A builder is something helping you to avoid too many constructors by letting you to build your object incrementally. You seem to need exactly three constructor for you object and your non-builder has them all.

Typically, a builder has a single no-args constructor and a bunch of setters for the incremental build-up. Sometimes, multiple constructors are useful for setting some "remarkable" properties upfront.

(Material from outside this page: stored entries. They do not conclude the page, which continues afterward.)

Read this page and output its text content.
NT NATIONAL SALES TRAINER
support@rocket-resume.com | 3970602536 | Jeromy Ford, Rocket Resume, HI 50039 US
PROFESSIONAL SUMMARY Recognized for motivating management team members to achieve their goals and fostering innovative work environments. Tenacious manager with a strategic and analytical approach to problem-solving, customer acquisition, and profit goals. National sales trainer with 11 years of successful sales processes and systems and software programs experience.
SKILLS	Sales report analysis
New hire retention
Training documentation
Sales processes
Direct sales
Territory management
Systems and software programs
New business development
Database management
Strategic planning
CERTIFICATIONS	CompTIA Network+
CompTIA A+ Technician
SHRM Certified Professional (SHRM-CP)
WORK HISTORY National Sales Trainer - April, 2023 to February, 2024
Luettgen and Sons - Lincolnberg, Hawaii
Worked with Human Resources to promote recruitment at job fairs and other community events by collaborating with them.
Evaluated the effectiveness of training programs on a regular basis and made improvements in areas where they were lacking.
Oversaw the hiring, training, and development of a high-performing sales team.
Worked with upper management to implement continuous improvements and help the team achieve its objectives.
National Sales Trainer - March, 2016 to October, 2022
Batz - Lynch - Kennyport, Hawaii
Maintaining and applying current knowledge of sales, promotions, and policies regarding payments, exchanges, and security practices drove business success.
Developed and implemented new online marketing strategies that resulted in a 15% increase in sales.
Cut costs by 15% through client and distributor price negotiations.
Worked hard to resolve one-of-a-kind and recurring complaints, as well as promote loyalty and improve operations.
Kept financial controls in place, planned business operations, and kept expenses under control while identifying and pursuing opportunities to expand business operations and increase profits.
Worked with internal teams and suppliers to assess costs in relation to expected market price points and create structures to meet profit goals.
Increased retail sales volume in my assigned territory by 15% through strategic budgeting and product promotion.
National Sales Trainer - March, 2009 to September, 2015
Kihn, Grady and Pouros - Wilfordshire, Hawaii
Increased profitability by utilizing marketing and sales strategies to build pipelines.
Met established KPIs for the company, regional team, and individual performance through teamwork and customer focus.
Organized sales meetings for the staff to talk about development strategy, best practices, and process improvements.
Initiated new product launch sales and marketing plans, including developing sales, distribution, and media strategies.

A builder typically has no getters, as you hardly ever care what's inside. When building the main object, it either passes all fields one-by-one or access them directly (the builder is pretty always in the same package and usually even in the same file, so it access private fields).

A builder has pretty always a method build(). It gets used as it's damn convenient to write things like

Person adam = Person.builder()
.name("Adam Savage")
.city("San Francisco")
.job("Mythbusters")
.job("Unchained Reaction")
.build();

A builder does make little sense without the main object being immutable. The immutability gets usually enforced by using final fields.

Fields should normally be private. I strongly recommend making everything as private as possible; lifting restrictions later is trivial, unlike the other way round.


When dealing with such objects, I prefer letting a tool take care of the boilerplate, e.g., a Builder from Lombok does a nice job. You code could be

@Value @Builder
public class GameObject {
    private final boolean isHidden;
    private final Coordinate position;
    private final int pictureWidth, pictureHeight;
    private final Object filling;

    public void paint(Graphics gr) throws IOException {
        ...
    }
}

and a builder gets generated as an nested class.